Hollow Man


Hollow Man has some interesting ideas and special effects, even though it is working on the age-old theme of turning human beings invisible and witnessing the consequences that comes with the power.

Sebastian Cline (Kevin Bacon) is a brilliant, and stereotypically arrogant, scientist. Funded by the Pentagon (always acknowledge the source of your grant support), he manages to succeed in turning objects and living things invisible through the use of a "quantum phase shift". He volunteers to be the first subject (never test a hypothesis on yourself) when his test gorilla is brought back successfully.

Turning invisible however appears to have side-effects, feeding on Cline's already fragile psyche. When the invisibility reversal doesn't go through as planned, Cline is stuck to being invisible and ends up on a killing spree. (Clearly he doesn't subscribe to the Spiderman tenet which says "with great power comes great responsibility".) His colleagues, including former love Linda McKay (Elisabeth Sue) and Matthew Kensington (Josh Brolin) must stop him because he kills them.

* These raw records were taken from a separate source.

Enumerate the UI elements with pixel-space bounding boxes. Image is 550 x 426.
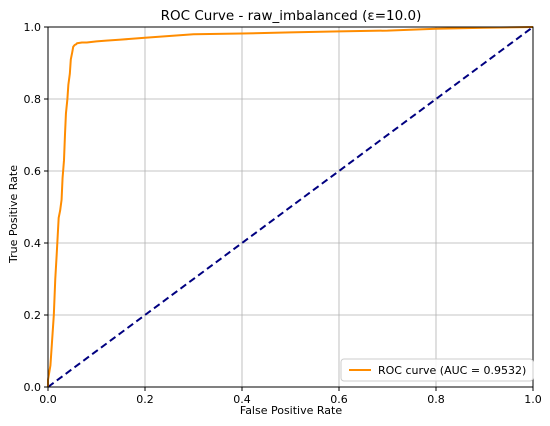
tick-layer: 0.0 0.2 0.4 0.6 0.8 1.0 0.0 0.2 0.4 0.6 0.8 1.0	[24, 21, 542, 406]
y-tick-label: 0.6	[24, 165, 42, 178]
x-tick-label: 0.8	[427, 393, 445, 406]
y-tick-label: 1.0	[24, 21, 42, 34]
y-axis-label: True Positive Rate	[7, 165, 20, 264]
x-axis-label: False Positive Rate	[240, 404, 342, 417]
roc-curve-line	[47, 26, 534, 387]
legend-box	[340, 358, 534, 382]
x-tick-label: 0.4	[233, 393, 251, 406]
x-tick-label: 0.6	[330, 393, 348, 406]
legend: ROC curve (AUC = 0.9532)	[340, 358, 534, 382]
y-tick-label: 0.0	[24, 381, 42, 394]
x-tick-label: 0.2	[136, 393, 154, 406]
x-tick-label: 1.0	[524, 393, 542, 406]
series-layer	[47, 26, 534, 388]
plot-frame	[47, 26, 534, 388]
legend-entry-roc: ROC curve (AUC = 0.9532)	[378, 364, 526, 377]
y-tick-label: 0.2	[24, 309, 42, 322]
y-tick-label: 0.4	[24, 237, 42, 250]
chart-title: ROC Curve - raw_imbalanced (ε=10.0)	[161, 8, 422, 24]
y-tick-label: 0.8	[24, 93, 42, 106]
chance-diagonal-line	[47, 26, 534, 388]
x-tick-label: 0.0	[39, 393, 57, 406]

Scientifically, the biggest problem with Cline's phase-shifted invisibility is how he can see. On the one hand, light seems to pass through his eyelids. Yet the same light appears to be able to bounce off of his retina.

The ideas/effects involving the disappearance and reappearance of the organisms are what make this film cool, even though all the scientific garbage doesn't amount to much. The Invisible Man/Superman/Wonder Woman joke is funny. Bacon steals the show while Shue and Brolin present mediocre performances. In fact, all the other characters with the exception of Bacon's are so bad that I felt a more apt ending would've been to kill them all off.

Hollow Man is a semi-decent fun and scary film to watch with some amazing special effects. The effects are all the more special because they rely more on ingenuity than the intensity of explosions. I recommend checking it out on the big screen.